We Christians have been redeemed by the blood of Christ, which was sprinkled on us in holy Baptism. We have been made holy in God’s sight through faith in the precious blood of the Lamb of God. We have received pure, undeserved mercy from God. Therefore, says Peter, we have a solemn duty to lead holy lives that fit with the holy status we have been granted. Even as God, who gave us birth through His Word, is holy, so we are called to be holy in all that we do, “set apart” from the sinful world for the sacred service of the holy God.

Such holiness begins with faith, which is born of God’s Word and continually nourished and fed by God’s Word, just as babies are nourished with milk. Faith in Christ purifies everything that we do and makes it acceptable to God, for Jesus’ sake. It makes us into living stones in God’s temple, royal relatives of Christ our King and Brother, and priests who offer acceptable sacrifices to God through Jesus Christ.

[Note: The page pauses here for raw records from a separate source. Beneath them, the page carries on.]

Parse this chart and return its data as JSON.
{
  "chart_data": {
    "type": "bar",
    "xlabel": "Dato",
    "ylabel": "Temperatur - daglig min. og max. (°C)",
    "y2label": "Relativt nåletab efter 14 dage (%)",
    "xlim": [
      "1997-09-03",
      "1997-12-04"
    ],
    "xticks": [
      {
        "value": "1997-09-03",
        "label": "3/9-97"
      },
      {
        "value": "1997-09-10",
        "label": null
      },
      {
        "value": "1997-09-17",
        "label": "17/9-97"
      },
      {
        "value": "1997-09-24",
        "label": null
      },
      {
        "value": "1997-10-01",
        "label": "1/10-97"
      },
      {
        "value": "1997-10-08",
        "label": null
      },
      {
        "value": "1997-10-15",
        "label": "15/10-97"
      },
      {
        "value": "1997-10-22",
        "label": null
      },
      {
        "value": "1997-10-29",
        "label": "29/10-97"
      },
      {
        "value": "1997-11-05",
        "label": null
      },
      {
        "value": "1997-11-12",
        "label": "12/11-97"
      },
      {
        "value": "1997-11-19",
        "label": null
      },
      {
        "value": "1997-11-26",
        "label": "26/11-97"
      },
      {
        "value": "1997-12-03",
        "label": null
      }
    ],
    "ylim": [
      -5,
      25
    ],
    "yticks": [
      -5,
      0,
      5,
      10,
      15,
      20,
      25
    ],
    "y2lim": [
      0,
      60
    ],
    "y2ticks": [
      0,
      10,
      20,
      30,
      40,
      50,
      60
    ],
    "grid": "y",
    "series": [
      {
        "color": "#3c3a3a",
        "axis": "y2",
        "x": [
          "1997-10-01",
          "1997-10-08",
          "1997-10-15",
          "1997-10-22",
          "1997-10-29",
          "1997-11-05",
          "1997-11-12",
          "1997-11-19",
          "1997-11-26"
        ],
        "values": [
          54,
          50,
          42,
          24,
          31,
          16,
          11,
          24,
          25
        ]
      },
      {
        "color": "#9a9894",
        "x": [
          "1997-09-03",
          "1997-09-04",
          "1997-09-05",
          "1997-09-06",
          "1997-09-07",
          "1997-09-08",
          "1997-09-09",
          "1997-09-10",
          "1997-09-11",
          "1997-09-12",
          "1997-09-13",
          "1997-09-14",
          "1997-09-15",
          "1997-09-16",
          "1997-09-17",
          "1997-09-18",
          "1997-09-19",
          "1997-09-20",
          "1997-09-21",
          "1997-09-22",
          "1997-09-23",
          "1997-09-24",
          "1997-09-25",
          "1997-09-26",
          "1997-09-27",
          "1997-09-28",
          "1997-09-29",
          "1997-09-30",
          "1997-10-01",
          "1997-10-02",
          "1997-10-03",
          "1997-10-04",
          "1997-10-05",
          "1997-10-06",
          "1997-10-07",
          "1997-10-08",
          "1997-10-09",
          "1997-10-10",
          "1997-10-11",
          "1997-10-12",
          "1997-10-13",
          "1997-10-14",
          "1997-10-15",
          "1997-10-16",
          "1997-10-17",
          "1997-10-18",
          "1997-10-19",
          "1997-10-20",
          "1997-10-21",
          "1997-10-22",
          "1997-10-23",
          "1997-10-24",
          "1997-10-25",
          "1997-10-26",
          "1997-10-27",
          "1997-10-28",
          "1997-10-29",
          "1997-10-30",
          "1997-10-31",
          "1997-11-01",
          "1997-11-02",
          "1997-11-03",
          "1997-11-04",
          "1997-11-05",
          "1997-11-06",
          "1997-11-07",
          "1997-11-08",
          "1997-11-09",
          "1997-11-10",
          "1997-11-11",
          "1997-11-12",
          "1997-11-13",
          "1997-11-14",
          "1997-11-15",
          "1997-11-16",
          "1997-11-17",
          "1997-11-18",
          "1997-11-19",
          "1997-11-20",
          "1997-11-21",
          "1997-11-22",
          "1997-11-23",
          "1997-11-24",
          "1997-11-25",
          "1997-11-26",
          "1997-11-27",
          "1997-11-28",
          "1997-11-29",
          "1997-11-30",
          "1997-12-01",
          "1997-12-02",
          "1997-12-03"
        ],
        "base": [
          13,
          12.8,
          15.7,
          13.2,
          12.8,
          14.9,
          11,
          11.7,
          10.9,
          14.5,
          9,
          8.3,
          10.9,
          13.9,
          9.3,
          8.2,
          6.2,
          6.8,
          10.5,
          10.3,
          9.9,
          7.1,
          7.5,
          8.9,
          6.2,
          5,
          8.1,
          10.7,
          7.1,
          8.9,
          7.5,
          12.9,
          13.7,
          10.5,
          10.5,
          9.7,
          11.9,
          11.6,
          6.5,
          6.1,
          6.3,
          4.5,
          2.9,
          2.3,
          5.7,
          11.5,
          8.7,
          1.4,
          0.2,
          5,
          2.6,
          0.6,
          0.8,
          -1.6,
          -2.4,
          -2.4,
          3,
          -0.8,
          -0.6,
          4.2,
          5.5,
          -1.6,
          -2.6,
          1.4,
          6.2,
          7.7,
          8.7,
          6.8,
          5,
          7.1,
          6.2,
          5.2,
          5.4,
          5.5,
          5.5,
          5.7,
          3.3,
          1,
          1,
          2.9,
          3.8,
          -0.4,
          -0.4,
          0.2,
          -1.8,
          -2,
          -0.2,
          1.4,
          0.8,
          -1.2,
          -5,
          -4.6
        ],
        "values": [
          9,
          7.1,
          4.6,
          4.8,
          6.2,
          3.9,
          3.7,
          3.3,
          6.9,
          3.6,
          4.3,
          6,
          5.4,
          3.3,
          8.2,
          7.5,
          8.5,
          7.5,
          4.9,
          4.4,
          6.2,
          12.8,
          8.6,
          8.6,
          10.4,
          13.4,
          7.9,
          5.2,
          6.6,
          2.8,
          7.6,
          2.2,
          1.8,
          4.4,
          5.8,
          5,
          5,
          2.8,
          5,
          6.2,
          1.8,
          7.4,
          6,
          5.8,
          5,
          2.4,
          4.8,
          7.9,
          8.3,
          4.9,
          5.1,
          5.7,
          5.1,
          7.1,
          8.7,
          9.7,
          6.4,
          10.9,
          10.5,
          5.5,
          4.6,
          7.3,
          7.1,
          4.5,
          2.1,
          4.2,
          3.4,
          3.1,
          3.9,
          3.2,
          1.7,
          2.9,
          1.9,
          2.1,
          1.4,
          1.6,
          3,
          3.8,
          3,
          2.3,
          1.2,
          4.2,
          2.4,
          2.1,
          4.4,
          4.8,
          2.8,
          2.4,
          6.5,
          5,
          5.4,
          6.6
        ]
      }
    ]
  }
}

Those sacrifices are the holy lives we strive to lead in the world and the works of love with which we serve our neighbor, according to our various vocations. We offer priestly sacrifices to God when we do good to our neighbor, pray for him, defend him, and speak the truth to him about his sin and about God’s mercy in Christ. We also offer the priestly sacrifice of praise, and of whole lives dedicated to His service. These sacrifices do not atone for sin; only the sacrifice of Christ accomplished that. They are, instead, offerings of thanksgiving, offered up daily by thankful priests, royal priests, Christians who have been chosen by God and called out of darkness into the marvelous light of Christ.

Let us pray: Holy Father, You have set us poor sinners apart and made us holy in Your sight by the holy, precious blood of Your Son. Preserve us in the holy faith and accept our humble sacrifices, that we may honor You with our whole life; through Jesus Christ, our Lord. Amen.